President-elect Joe Biden on Tuesday laid out three goals for the first hundred days of his administration’s COVID-19 response: getting 100 million people vaccinated against the virus, requiring masks where he has authority to and getting kids back in school.
Biden laid out his plan while introducing nominees and appointees who will play a key role in his administration’s response to the pandemic.
“I’m absolutely convinced that in 100 days we can change the course of this disease and change life in America for the better,” Biden said from Wilmington, Del., where he was joined by some of his appointees.
Biden discussed the path ahead in terms of distributing a COVID-19 vaccine, urging Congress to provide more resources to help vaccinate 100 million people by late April.
State and local governments have warned they do not have enough funding needed to run mass vaccination campaigns once a vaccine is widely available.
“Developing a vaccine is only one herculean task. Distributing a vaccine is another herculean task,” he said. “We need Congress to finish the bipartisan work underway now or else millions of Americans will wait months longer for the vaccine.”
The Trump administration has said the U.S. is on track to vaccinate the country’s entire population of about 330 million by the middle of next year. It has not provided monthly estimates.
The president-elect also used the event to urge people to wear a mask, reiterating his request that Americans wear a facial covering for at least 100 days to slow the spread of the disease.
“This goes beyond government action and so, as a new president, I’m going to speak directly to the American people and say what I’m saying now: We need your help. Wear masks for just 100 days,” he said.
Biden said he will require masks in federal buildings and on planes, trains and buses for interstate travel.
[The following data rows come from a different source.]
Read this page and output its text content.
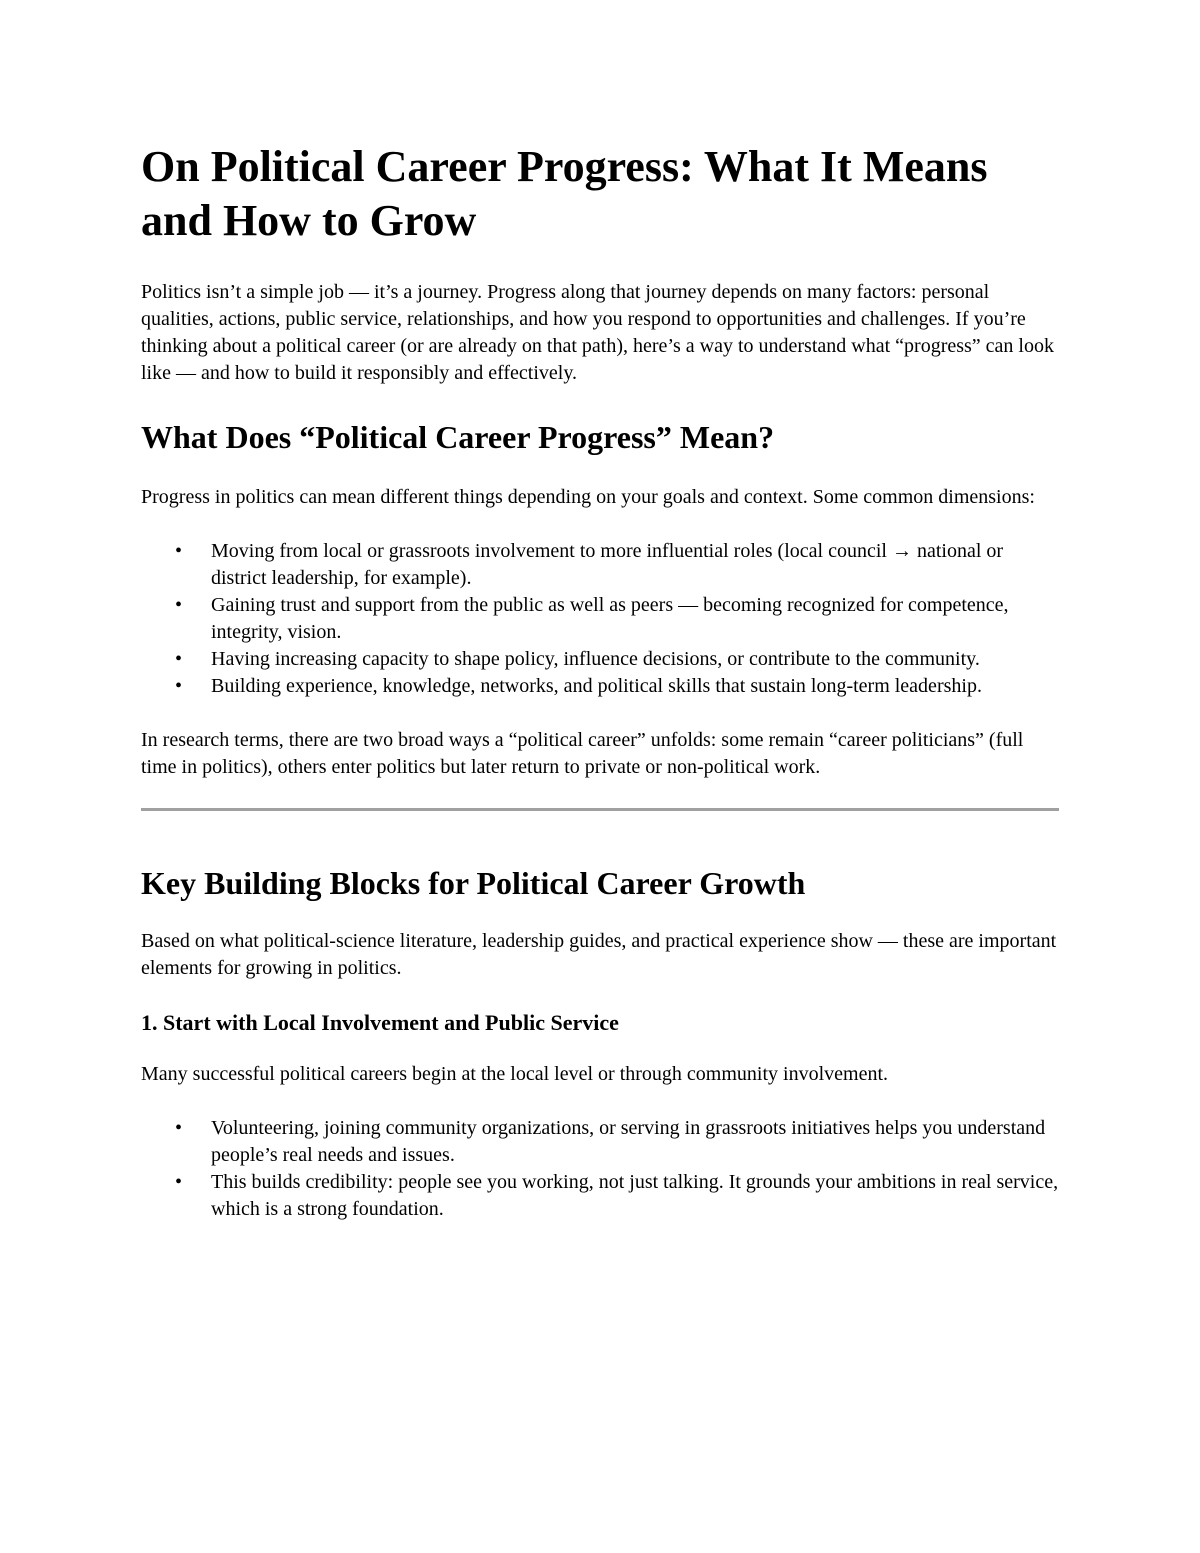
On Political Career Progress: What It Means and How to Grow

Politics isn’t a simple job — it’s a journey. Progress along that journey depends on many factors: personal qualities, actions, public service, relationships, and how you respond to opportunities and challenges. If you’re thinking about a political career (or are already on that path), here’s a way to understand what “progress” can look like — and how to build it responsibly and effectively.

What Does “Political Career Progress” Mean?

Progress in politics can mean different things depending on your goals and context. Some common dimensions:

• Moving from local or grassroots involvement to more influential roles (local council → national or district leadership, for example).
• Gaining trust and support from the public as well as peers — becoming recognized for competence, integrity, vision.
• Having increasing capacity to shape policy, influence decisions, or contribute to the community.
• Building experience, knowledge, networks, and political skills that sustain long-term leadership.

In research terms, there are two broad ways a “political career” unfolds: some remain “career politicians” (full time in politics), others enter politics but later return to private or non-political work.

Key Building Blocks for Political Career Growth

Based on what political-science literature, leadership guides, and practical experience show — these are important elements for growing in politics.

1. Start with Local Involvement and Public Service

Many successful political careers begin at the local level or through community involvement.

• Volunteering, joining community organizations, or serving in grassroots initiatives helps you understand people’s real needs and issues.
• This builds credibility: people see you working, not just talking. It grounds your ambitions in real service, which is a strong foundation.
He also discussed the importance of resuming in-person classes for children, calling it a “national priority” to “get our kids back into school and keep them in school.”
School districts across the country have been moving to online education as COVID-19 cases soar, but experts warn schools are not large sources of virus spread and students are falling behind in their learning.
Biden said he consulted Anthony Fauci, the nation’s top infectious disease expert, on his administration’s response plan.
“My first 100 days won’t end the COVID-19 virus. I can’t promise that,” Biden said. “But we did not get in this mess quickly. We’re not going to get out of it quickly.”
Biden described his team of nominees and appointees as “world-class experts, “defined by a deep sense of honor, duty and patriotism” who will help the U.S. get a handle on COVID-19 as quickly as possible.
California Attorney General Xavier Becerra will serve as the secretary of the Department of Health and Human Services (HHS) if confirmed by the Senate. Becerra has been an ardent defender of the Affordable Care Act over the past four years, defending the 2010 health care law in court against efforts by Republicans and President Trump to overturn it.
He has also led a slew of other lawsuits targeting the Trump administration’s health policy actions. Becerra served as a Democratic congressman representing California starting in 1993 before leaving at the start of Trump’s term to become the state’s attorney general.
Senate Republicans have already indicated their opposition to Becerra to lead one of the government’s largest agencies, noting his lack of experience in the health care sector. The current HHS secretary, nominated by Trump, was a former pharmaceutical executive and previously served in the George W. Bush administration.
Still, Becerra worked on health care issues as a member of the House Ways and Means Committee when he was in Congress.
Biden also introduced Rochelle Walensky as his director of the Centers for Disease Control and Prevention, a position that does not require Senate confirmation.
Walensky is the chief of the Division of Infectious Diseases at Massachusetts General Hospital and renowned for her work on HIV/AIDS and COVID-19.
Biden nominated former Surgeon General Vivek Murthy to return to the role he held during the Obama administration, pending Senate confirmation, and named several other health experts as advisers on his COVID-19 response.
Biden’s picks for other top health positions have yet to be announced, including the commissioner of the Food and Drug Administration, the agency that will decide whether to authorize certain COVID-19 vaccines.